Overview of the nested qPCR assay

Host-parasite interactions are known to have important roles throughout ecology and evolution, and the study of avian malaria and related haemosporidians has been very important. Being able to identify indivudal infections accurately and to quantify individual levels of infection is therefore of widespread interest and importance. This qPCR assay is designed to simultaneously identify and quantify Plasmodium spp., Haemoproteus spp. and Leucocytozoon spp. infections from avian blood. We have shown that it is more sensitive than traditional PCR techniques and provides an important quantitative aspect to the data (see Lipponen et al. Submitted). Our research questions involve examining three different parasite genera, but our method is flexible and can be used to analyse one genera or even individual parasite species. The purpose of these web pages is to provide a step-by-step guide to setting up the qPCR assay. In principle, the setup of the assay can be divided to five stages:

Plasmodium infection in bird blood

1. Validating the qPCR: A an important first step in using any qPCR is to test protocols and efficiency.

2. Identifying parasites: the aim of this stage is to identify which parasites are present in the population.

3. Identifying restrictions sites: the aim of this stage is to identify the restriction sites. This means you can either use the restriction enzymes we utilise, or identify new ones.
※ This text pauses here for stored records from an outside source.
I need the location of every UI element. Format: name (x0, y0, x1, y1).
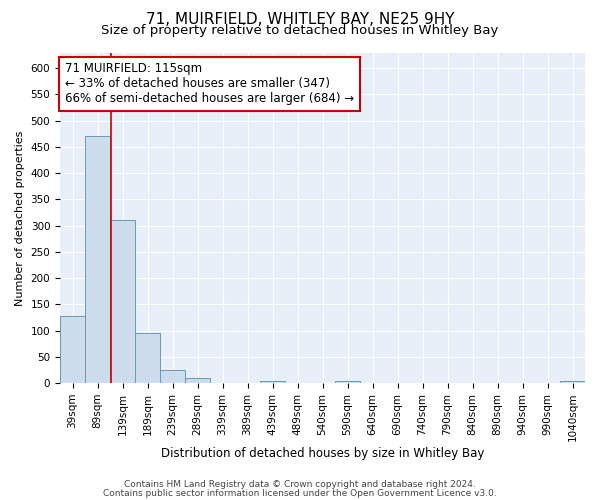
X-axis label: Distribution of detached houses by size in Whitley Bay: Distribution of detached houses by size … (161, 447, 484, 460)
Text: Contains HM Land Registry data © Crown copyright and database right 2024.: Contains HM Land Registry data © Crown c… (124, 480, 476, 489)
Bar (335, 380, 360, 383)
Bar (560, 380, 585, 383)
Text: Contains public sector information licensed under the Open Government Licence v3: Contains public sector information licen… (103, 488, 497, 498)
Text: 71, MUIRFIELD, WHITLEY BAY, NE25 9HY: 71, MUIRFIELD, WHITLEY BAY, NE25 9HY (146, 12, 454, 28)
Bar (110, 220, 135, 383)
Bar (160, 370, 185, 383)
Bar (185, 378, 210, 383)
Y-axis label: Number of detached properties: Number of detached properties (15, 130, 25, 306)
Bar (260, 380, 285, 383)
Bar (60, 316, 85, 383)
Text: Size of property relative to detached houses in Whitley Bay: Size of property relative to detached ho… (101, 24, 499, 37)
Text: 71 MUIRFIELD: 115sqm
← 33% of detached houses are smaller (347)
66% of semi-deta: 71 MUIRFIELD: 115sqm ← 33% of detached h… (65, 62, 355, 106)
Bar (85, 136, 110, 383)
Bar (135, 334, 160, 383)
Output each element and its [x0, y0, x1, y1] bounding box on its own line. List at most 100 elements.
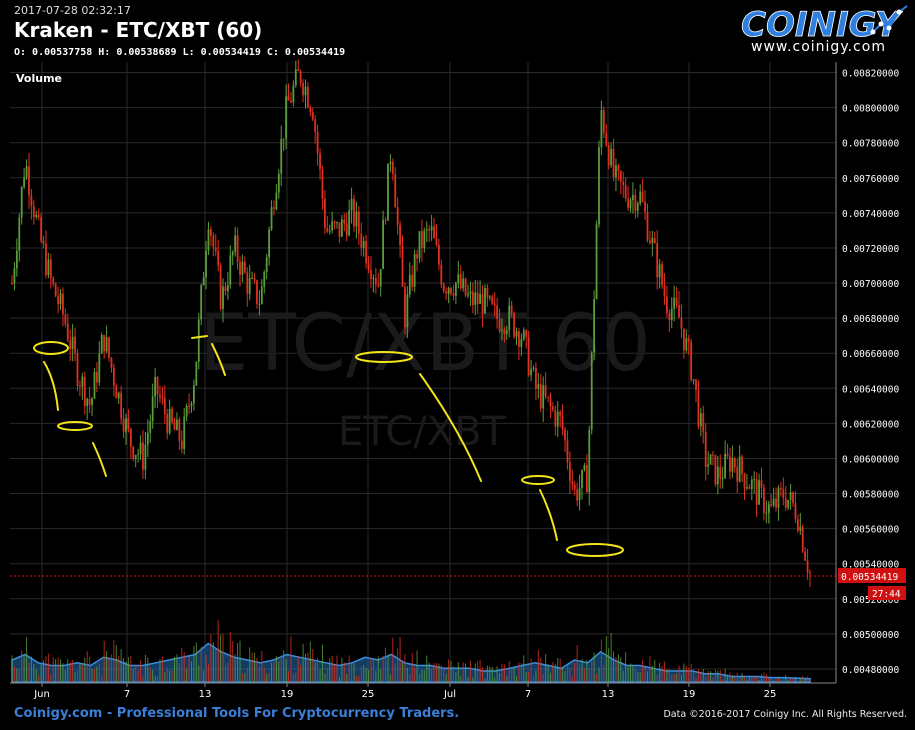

4. Normalising the data: to be able to quantify the amount of parasite in the host's blood, the data need to be normalised. This stage can be skipped if the quantitative aspect is not needed.

5. Testing the assay: This stage involves combining all the previously described stages to obtain a working qPCR assay.

Before starting any analysis we recommend reading some key papers, in particular about qPCR validation: MIQE: Minimum Information for Publication of Quantitative Real-Time PCR Experiments. Some journals recommend using the MIQE-checklist before submitting a paper. Quantification of mRNA using real-time RT-PCR. This paper gives a good overview of RT-PCR assay development. However, it is important to remember that this qPCR assay does not require the reverse transcriptase steps.

Some general instructions

DNA extraction

For DNA extraction, any type of commercial kit is suitable. However, DNA needs to be pure enough for PCR and should not contain PCR inhibitors.

Restriction enzymes

We recommend using "second generation"-restriction enzymes because they have shorter incubation time, which makes the analysis time shorter. Usually they also have a single buffer which makes digestion with two enzymes at the same time possible.

qPCR chemistry

We recommend using SYBR green or other double-stranded DNA binding dyes as a fluorescent dye in qPCR. DNA binding dyes also make it possible to validate PCR-product after the reaction by checking the melting curve. DNA binding dyes do not need a probe, which reduces the design work in assay validation.

qPCR instrument

Any qPCR instrument which is cable of measuring fluorescence from selected fluorescent dye is suitable for analysis. However, qPCR cycler with gradient feature makes qualification of optimal anneling temperature easier. Remember to use qPCR suitable plastics (plates and covers) in your qPCR cycler.